Junk Food very quickly alters the activity of a group of crucial neurons for memory. The good news is that the process is reversible.
If in the last few days you have pastened to hamburgers, chicken nuggets and chips, it is not so much about the weight that you should worry. Drawing food has a much more immediate effect on the brain, and in particular on the ability to store clear and coherent traces of what happened to us.
A study published on Neuron It shows that a few days of junk food are sufficient to alter the memory in the negative, because they send out a group of neurons of the hippocampus involved in the coding of memories. Fortunately, memory can be restored by returning to a healthy diet.
Vulnerable neurons to fats
A group of scientists from the School of Medicine of the University of Carolina in the North (United States) discovered that a group of hippocampus neurons (the brain control unit in the brain) is sensitive much more than expected to fatty foods. The cells in question are the interneurons that express cholecistochinin (CCK), a hormone of satiety that responds to very fatty meals and stimulates the release of digestive hormones and insulin at the level of the pancreas.

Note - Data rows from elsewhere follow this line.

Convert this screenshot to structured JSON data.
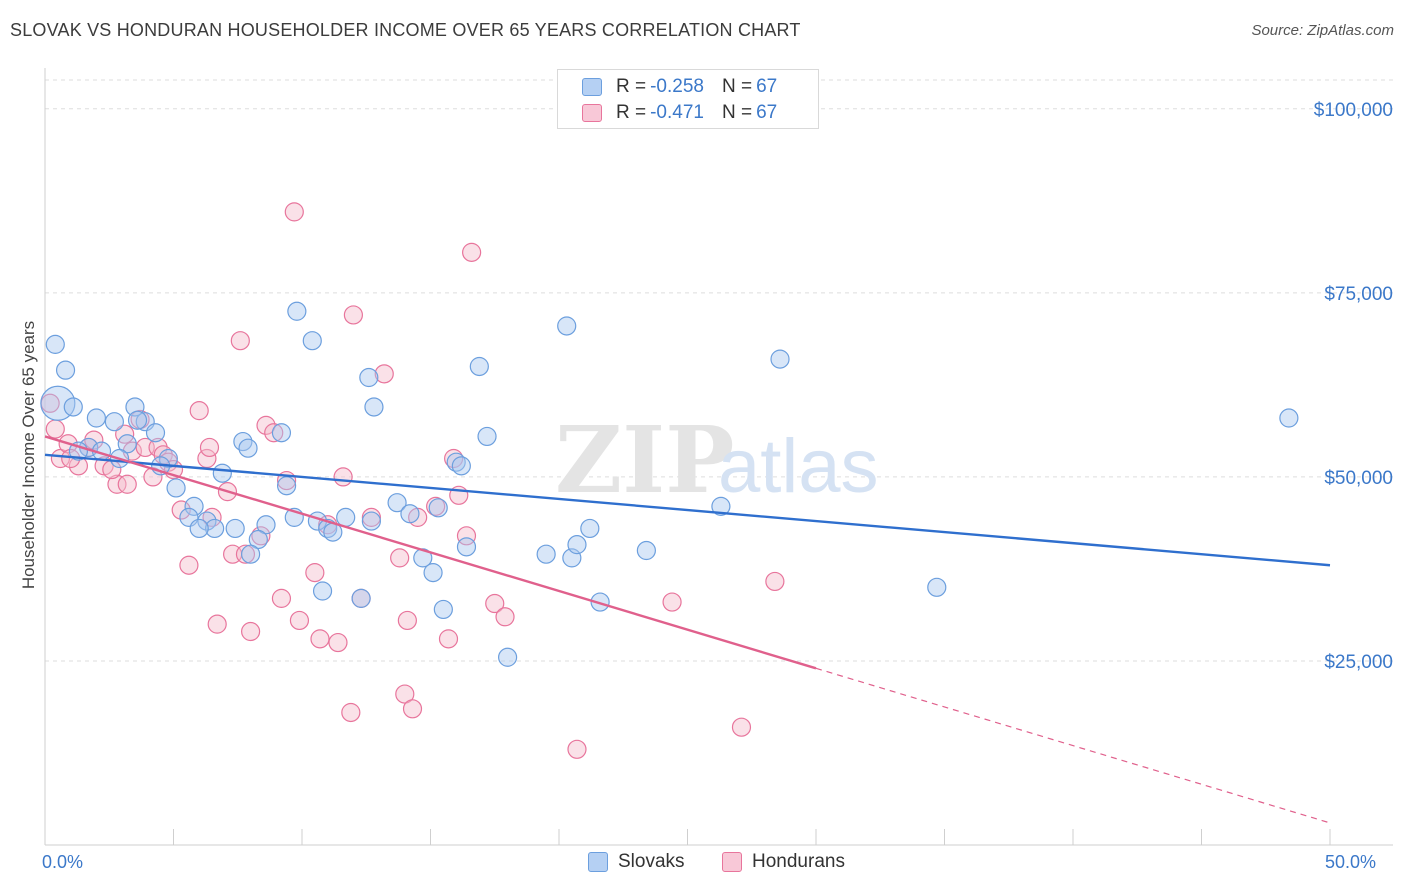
{
  "title": "SLOVAK VS HONDURAN HOUSEHOLDER INCOME OVER 65 YEARS CORRELATION CHART",
  "source": "Source: ZipAtlas.com",
  "watermark": {
    "zip": "ZIP",
    "atlas": "atlas"
  },
  "colors": {
    "blue": "#6c9fde",
    "blue_fill": "#a9c8f0",
    "pink": "#e8759c",
    "pink_fill": "#f5bccd",
    "blue_line": "#2f6fce",
    "pink_line": "#e0608c",
    "tick_label": "#3b78c9"
  },
  "legend": {
    "rows": [
      {
        "r_label": "R = ",
        "r_value": "-0.258",
        "n_label": "N = ",
        "n_value": "67"
      },
      {
        "r_label": "R = ",
        "r_value": "-0.471",
        "n_label": "N = ",
        "n_value": "67"
      }
    ]
  },
  "chart_data": {
    "type": "scatter",
    "title": "SLOVAK VS HONDURAN HOUSEHOLDER INCOME OVER 65 YEARS CORRELATION CHART",
    "xlabel": "",
    "ylabel": "Householder Income Over 65 years",
    "xlim": [
      0,
      50
    ],
    "ylim": [
      0,
      105000
    ],
    "x_tick_labels": [
      "0.0%",
      "50.0%"
    ],
    "y_ticks": [
      25000,
      50000,
      75000,
      100000
    ],
    "y_tick_labels": [
      "$25,000",
      "$50,000",
      "$75,000",
      "$100,000"
    ],
    "grid": "horizontal dashed",
    "legend_position": "top-center",
    "series": [
      {
        "name": "Slovaks",
        "points": [
          [
            0.4,
            68000
          ],
          [
            0.8,
            64500
          ],
          [
            0.5,
            60000
          ],
          [
            1.1,
            59500
          ],
          [
            2,
            58000
          ],
          [
            3.5,
            59500
          ],
          [
            2.7,
            57500
          ],
          [
            3.9,
            57500
          ],
          [
            4.3,
            56000
          ],
          [
            1.7,
            54000
          ],
          [
            2.2,
            53500
          ],
          [
            3.2,
            54500
          ],
          [
            2.9,
            52500
          ],
          [
            4.8,
            52500
          ],
          [
            4.5,
            51500
          ],
          [
            5.1,
            48500
          ],
          [
            6.9,
            50500
          ],
          [
            7.7,
            54800
          ],
          [
            7.9,
            53900
          ],
          [
            9.2,
            56000
          ],
          [
            9.4,
            48800
          ],
          [
            5.8,
            46000
          ],
          [
            5.6,
            44500
          ],
          [
            6.3,
            44000
          ],
          [
            6.6,
            43000
          ],
          [
            7.4,
            43000
          ],
          [
            8.6,
            43500
          ],
          [
            8.3,
            41500
          ],
          [
            8.0,
            39500
          ],
          [
            9.7,
            44500
          ],
          [
            10.6,
            44000
          ],
          [
            11.0,
            43000
          ],
          [
            11.7,
            44500
          ],
          [
            12.7,
            44000
          ],
          [
            13.7,
            46500
          ],
          [
            14.2,
            45000
          ],
          [
            15.3,
            45800
          ],
          [
            14.7,
            39000
          ],
          [
            15.1,
            37000
          ],
          [
            15.5,
            32000
          ],
          [
            10.8,
            34500
          ],
          [
            12.3,
            33500
          ],
          [
            9.8,
            72500
          ],
          [
            10.4,
            68500
          ],
          [
            12.6,
            63500
          ],
          [
            12.8,
            59500
          ],
          [
            16.0,
            52000
          ],
          [
            16.2,
            51500
          ],
          [
            16.4,
            40500
          ],
          [
            16.9,
            65000
          ],
          [
            17.2,
            55500
          ],
          [
            18.0,
            25500
          ],
          [
            19.5,
            39500
          ],
          [
            20.3,
            70500
          ],
          [
            20.5,
            39000
          ],
          [
            20.7,
            40800
          ],
          [
            21.2,
            43000
          ],
          [
            21.6,
            33000
          ],
          [
            23.4,
            40000
          ],
          [
            26.3,
            46000
          ],
          [
            28.6,
            66000
          ],
          [
            34.7,
            35000
          ],
          [
            48.4,
            58000
          ],
          [
            3.6,
            57700
          ],
          [
            1.3,
            53500
          ],
          [
            6.0,
            43000
          ],
          [
            11.2,
            42500
          ]
        ],
        "sizes_note": "one large point near x=0.2, y=60000"
      },
      {
        "name": "Hondurans",
        "points": [
          [
            0.2,
            60000
          ],
          [
            0.4,
            56500
          ],
          [
            0.6,
            52500
          ],
          [
            0.9,
            54500
          ],
          [
            1.3,
            51500
          ],
          [
            1.7,
            54000
          ],
          [
            1.9,
            55000
          ],
          [
            2.3,
            51500
          ],
          [
            2.8,
            49000
          ],
          [
            3.1,
            55800
          ],
          [
            3.4,
            53500
          ],
          [
            3.7,
            57800
          ],
          [
            3.9,
            54000
          ],
          [
            4.2,
            50000
          ],
          [
            4.4,
            54000
          ],
          [
            4.6,
            53000
          ],
          [
            4.8,
            52000
          ],
          [
            5.3,
            45500
          ],
          [
            5.6,
            38000
          ],
          [
            6.0,
            59000
          ],
          [
            6.3,
            52500
          ],
          [
            6.4,
            54000
          ],
          [
            6.5,
            44500
          ],
          [
            6.7,
            30000
          ],
          [
            7.1,
            48000
          ],
          [
            7.3,
            39500
          ],
          [
            7.6,
            68500
          ],
          [
            7.8,
            39500
          ],
          [
            8.0,
            29000
          ],
          [
            8.4,
            42000
          ],
          [
            8.6,
            57000
          ],
          [
            8.9,
            56000
          ],
          [
            9.2,
            33500
          ],
          [
            9.4,
            49500
          ],
          [
            9.7,
            86000
          ],
          [
            9.9,
            30500
          ],
          [
            10.5,
            37000
          ],
          [
            10.7,
            28000
          ],
          [
            11.0,
            43500
          ],
          [
            11.4,
            27500
          ],
          [
            11.6,
            50000
          ],
          [
            11.9,
            18000
          ],
          [
            12.0,
            72000
          ],
          [
            12.3,
            33500
          ],
          [
            12.7,
            44500
          ],
          [
            13.2,
            64000
          ],
          [
            13.8,
            39000
          ],
          [
            14.0,
            20500
          ],
          [
            14.1,
            30500
          ],
          [
            14.3,
            18500
          ],
          [
            14.5,
            44500
          ],
          [
            15.2,
            46000
          ],
          [
            15.7,
            28000
          ],
          [
            15.9,
            52500
          ],
          [
            16.1,
            47500
          ],
          [
            16.4,
            42000
          ],
          [
            16.6,
            80500
          ],
          [
            17.5,
            32800
          ],
          [
            17.9,
            31000
          ],
          [
            20.7,
            13000
          ],
          [
            24.4,
            33000
          ],
          [
            27.1,
            16000
          ],
          [
            28.4,
            35800
          ],
          [
            3.2,
            49000
          ],
          [
            5.0,
            51000
          ],
          [
            2.6,
            51000
          ],
          [
            1.0,
            52500
          ]
        ]
      }
    ],
    "trend_lines": [
      {
        "series": "Slovaks",
        "x0": 0,
        "y0": 53000,
        "x1": 50,
        "y1": 38000,
        "style": "solid"
      },
      {
        "series": "Hondurans",
        "x0": 0,
        "y0": 55500,
        "x1": 30,
        "y1": 24000,
        "style": "solid"
      },
      {
        "series": "Hondurans",
        "x0": 30,
        "y0": 24000,
        "x1": 50,
        "y1": 3000,
        "style": "dashed"
      }
    ]
  }
}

Among the tasks of these interneurons there is to make “time” work, with the correct rhythm, the pyramidal excitters, cells of the hippocampier in charge of the coding of memories. When this process row, the memories are recorded and stored in an orderly way. But when the interneurons CCK are too stimulated, they can silence the activity of pyramid cells, with negative effects on the coding of memories and memory.
Nefarious hyperactivity
We have been knowing for some time that a diet too rich in fat interferes with the way the brain assimilates the glucose, its main “fuel”. In the studio on mice, four days of garbage food reduced the availability of glucose in the brain of rodents, sending the interneurons Cck into hyperactivity. All this has generated cascade memory problems, for the mechanism that is little explained.
The negative effects on memory came much before mice could experience metabolic diseases and weight gain. A protein has contributed to the hyperactivity in neurons, called PKM2, which regulates the reaction of the neurons to glucose, when this is scarce.
Reversible damage
The proof of how much the diet can benefit or damage the memory came from the fact that, when the full diet of junk food was abandoned in favor of a healthy diet, the availability of glucose has returned to the norm, the interneurons Cck have stopped taking action and neurons that they control have started to organize the memories in an orderly way.
The difficulties of the mice in memory tasks returned, and the same beneficial effect was observed after an intermittent fasting period – a practice associated by some studies with a protective effect on dementia.
The effects of a life of Sgarri
Given the speed of the effects of garbage food on memory, a hypothesis is that long -term exposure to these recurring foods in the “deaths and run” diet of modern economic systems can contribute to the onset of diseases such as Alzheimer’s; Interventions to improve nutrition could act in a protective way on the brain, even before the conditions most directly associated with the increase in weight.